High Blood Pressure can harm your vision in numerous ways. Your eyes contain numerous little blood vessels called capillaries. When subjected to the long-lasting impacts of hypertension (HBP or high blood pressure, as it is also called), the following conditions can develop:
– Blood vessel damage (retinopathy): A lack of blood circulation to the retina causes obscured vision or the complete loss of sight. People with diabetes mellitus and hypertension are at an even greater risk for developing this problem. Managing blood pressure is also the only method to treat hypertensive retinopathy.
– Fluid accumulation under the retina (choroidopathy): This accumulation of fluid under the retina, the light-sensitive layer of tissue at the rear of the eyeball, which is responsible for capturing the ‘image’ which is then sent to the brain via the optic nerve for ‘seeing’, results in distorted vision or, in many cases, scarring that impairs vision and may cause partial vision loss.
– Nerve damage (optic neuropathy): The result of obstructed blood flow that harms the optic nerve, it can kill nerve cells in your eyes, which might create short-lived or permanent vision loss.

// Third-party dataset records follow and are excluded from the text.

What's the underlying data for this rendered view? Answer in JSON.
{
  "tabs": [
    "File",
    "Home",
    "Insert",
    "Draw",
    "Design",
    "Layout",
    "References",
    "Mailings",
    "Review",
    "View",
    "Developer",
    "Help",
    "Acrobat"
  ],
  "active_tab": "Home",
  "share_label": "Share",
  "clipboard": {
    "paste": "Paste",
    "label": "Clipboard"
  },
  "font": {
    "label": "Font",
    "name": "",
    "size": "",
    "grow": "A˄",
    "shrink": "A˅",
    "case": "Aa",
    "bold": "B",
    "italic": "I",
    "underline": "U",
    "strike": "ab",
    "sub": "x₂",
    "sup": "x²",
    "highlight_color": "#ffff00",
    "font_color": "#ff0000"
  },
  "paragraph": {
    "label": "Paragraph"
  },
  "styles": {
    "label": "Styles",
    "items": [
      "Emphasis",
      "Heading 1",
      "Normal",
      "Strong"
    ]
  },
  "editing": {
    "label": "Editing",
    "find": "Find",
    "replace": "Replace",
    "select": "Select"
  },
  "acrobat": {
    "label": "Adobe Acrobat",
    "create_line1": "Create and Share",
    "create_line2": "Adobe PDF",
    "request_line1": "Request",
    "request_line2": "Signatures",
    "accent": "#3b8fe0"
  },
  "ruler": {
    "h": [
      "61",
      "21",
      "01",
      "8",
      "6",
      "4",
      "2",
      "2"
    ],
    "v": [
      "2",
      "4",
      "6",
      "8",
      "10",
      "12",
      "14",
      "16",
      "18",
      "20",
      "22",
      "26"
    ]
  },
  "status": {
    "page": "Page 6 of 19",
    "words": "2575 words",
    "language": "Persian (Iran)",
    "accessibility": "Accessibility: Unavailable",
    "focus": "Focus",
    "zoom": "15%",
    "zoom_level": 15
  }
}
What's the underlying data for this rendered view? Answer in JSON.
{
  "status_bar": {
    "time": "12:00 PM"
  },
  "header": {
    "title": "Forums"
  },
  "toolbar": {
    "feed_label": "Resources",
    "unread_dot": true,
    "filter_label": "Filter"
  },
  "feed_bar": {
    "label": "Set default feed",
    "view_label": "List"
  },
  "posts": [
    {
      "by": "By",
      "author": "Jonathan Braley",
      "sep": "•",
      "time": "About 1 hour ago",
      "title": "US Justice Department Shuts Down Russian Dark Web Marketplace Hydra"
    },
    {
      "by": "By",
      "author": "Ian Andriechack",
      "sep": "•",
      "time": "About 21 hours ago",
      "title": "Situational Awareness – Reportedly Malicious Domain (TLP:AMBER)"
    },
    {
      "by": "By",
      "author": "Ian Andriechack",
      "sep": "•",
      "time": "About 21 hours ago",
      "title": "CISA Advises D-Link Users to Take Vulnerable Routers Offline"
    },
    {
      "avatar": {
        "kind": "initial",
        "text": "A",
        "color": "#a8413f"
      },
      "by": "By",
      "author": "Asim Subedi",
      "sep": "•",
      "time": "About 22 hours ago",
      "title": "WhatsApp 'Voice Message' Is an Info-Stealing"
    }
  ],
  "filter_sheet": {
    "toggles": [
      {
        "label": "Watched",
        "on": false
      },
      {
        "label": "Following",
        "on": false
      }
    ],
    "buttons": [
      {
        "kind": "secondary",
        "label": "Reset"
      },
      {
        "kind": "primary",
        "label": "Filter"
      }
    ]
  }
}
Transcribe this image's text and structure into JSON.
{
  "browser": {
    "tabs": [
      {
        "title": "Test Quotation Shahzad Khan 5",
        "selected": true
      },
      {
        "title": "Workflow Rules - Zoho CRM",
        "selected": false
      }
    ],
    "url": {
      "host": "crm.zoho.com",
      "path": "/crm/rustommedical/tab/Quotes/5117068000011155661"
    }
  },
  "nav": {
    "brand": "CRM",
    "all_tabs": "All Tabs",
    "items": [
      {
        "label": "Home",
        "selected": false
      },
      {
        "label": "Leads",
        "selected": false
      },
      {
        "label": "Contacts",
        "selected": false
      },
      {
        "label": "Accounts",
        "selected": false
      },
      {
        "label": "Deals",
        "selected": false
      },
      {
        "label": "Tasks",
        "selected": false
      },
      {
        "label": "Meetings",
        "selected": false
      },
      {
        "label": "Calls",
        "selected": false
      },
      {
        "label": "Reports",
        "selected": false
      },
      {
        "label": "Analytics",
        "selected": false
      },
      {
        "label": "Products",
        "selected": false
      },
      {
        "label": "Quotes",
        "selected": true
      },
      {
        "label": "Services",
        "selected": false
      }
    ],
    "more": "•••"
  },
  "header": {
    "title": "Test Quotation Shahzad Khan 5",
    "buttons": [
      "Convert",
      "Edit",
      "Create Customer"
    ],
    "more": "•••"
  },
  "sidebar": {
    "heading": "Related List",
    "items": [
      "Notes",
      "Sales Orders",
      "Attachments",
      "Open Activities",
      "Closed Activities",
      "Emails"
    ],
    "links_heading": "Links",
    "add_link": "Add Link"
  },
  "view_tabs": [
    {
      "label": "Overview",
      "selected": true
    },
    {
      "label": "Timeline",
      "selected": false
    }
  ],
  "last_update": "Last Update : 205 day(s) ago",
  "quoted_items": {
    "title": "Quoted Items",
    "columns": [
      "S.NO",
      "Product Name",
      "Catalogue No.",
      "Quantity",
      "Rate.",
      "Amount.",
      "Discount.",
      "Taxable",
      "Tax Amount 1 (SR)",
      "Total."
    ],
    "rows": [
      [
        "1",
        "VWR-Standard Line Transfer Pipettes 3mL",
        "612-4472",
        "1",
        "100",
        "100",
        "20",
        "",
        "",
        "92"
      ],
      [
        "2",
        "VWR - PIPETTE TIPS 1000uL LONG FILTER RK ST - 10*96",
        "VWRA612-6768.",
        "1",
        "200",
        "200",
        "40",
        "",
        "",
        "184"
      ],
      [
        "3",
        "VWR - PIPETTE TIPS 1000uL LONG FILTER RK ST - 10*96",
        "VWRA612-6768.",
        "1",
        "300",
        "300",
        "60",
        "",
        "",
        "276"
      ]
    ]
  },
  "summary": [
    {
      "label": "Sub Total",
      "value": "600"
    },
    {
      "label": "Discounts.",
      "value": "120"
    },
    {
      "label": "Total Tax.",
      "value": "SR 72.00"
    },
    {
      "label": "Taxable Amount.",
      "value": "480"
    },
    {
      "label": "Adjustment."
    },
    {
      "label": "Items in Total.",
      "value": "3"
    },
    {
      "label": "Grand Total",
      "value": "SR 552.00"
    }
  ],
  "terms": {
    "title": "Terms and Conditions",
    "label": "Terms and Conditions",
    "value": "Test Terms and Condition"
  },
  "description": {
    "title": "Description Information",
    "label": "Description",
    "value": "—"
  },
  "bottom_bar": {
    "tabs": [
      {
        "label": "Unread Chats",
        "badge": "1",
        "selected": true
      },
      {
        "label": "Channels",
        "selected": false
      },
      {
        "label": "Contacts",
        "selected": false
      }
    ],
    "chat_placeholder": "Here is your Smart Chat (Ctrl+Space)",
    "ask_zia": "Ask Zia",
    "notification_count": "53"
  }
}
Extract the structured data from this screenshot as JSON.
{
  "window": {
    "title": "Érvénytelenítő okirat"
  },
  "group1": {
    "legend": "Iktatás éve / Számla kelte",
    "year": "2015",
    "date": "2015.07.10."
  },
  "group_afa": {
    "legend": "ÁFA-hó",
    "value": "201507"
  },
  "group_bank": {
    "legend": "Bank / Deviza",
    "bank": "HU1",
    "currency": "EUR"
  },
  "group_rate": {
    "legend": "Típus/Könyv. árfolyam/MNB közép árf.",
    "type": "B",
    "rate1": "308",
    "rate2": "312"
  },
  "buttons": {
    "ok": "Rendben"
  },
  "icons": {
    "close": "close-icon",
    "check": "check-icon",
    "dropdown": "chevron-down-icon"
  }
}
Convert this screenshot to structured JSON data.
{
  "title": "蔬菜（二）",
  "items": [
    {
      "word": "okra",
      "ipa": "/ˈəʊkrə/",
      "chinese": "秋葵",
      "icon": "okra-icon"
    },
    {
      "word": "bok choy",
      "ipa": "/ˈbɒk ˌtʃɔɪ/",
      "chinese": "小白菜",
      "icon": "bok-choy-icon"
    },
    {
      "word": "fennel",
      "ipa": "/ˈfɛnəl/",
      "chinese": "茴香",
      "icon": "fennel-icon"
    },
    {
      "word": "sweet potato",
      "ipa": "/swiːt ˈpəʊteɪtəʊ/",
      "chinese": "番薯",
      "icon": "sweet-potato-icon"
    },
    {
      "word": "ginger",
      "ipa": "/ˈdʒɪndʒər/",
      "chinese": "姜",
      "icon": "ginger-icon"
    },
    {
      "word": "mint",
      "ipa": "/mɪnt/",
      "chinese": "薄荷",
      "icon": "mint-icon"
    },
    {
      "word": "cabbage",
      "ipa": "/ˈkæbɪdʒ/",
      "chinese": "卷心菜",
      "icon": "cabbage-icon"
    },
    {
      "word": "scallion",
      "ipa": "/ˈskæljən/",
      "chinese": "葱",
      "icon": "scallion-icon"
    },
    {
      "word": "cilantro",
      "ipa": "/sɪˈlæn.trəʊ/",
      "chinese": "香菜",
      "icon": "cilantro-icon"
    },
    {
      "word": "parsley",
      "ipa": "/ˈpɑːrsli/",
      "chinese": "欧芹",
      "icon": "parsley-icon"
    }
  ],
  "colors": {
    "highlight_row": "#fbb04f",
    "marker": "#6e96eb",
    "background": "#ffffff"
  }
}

Hypertension can result in stroke (When a blockage or bleed of the blood vessels either interrupts or reduces the supply of blood to the brain. When this happens, the brain does not receive enough oxygen or nutrients, and brain cells start to die, resulting in impairment of many body functions which these cells manage including loss of sensitivity or paralysis in one side of the body. Stroke is a cerebrovascular disease) which can also cause vision loss, when parts of the brain which send, receive or process optic signals may be harmed. In addition to threatening the anatomy of the eye, hypertension is also a cause of stroke, which can impair the optic nerve or damages the part of the brain in charge of processing images.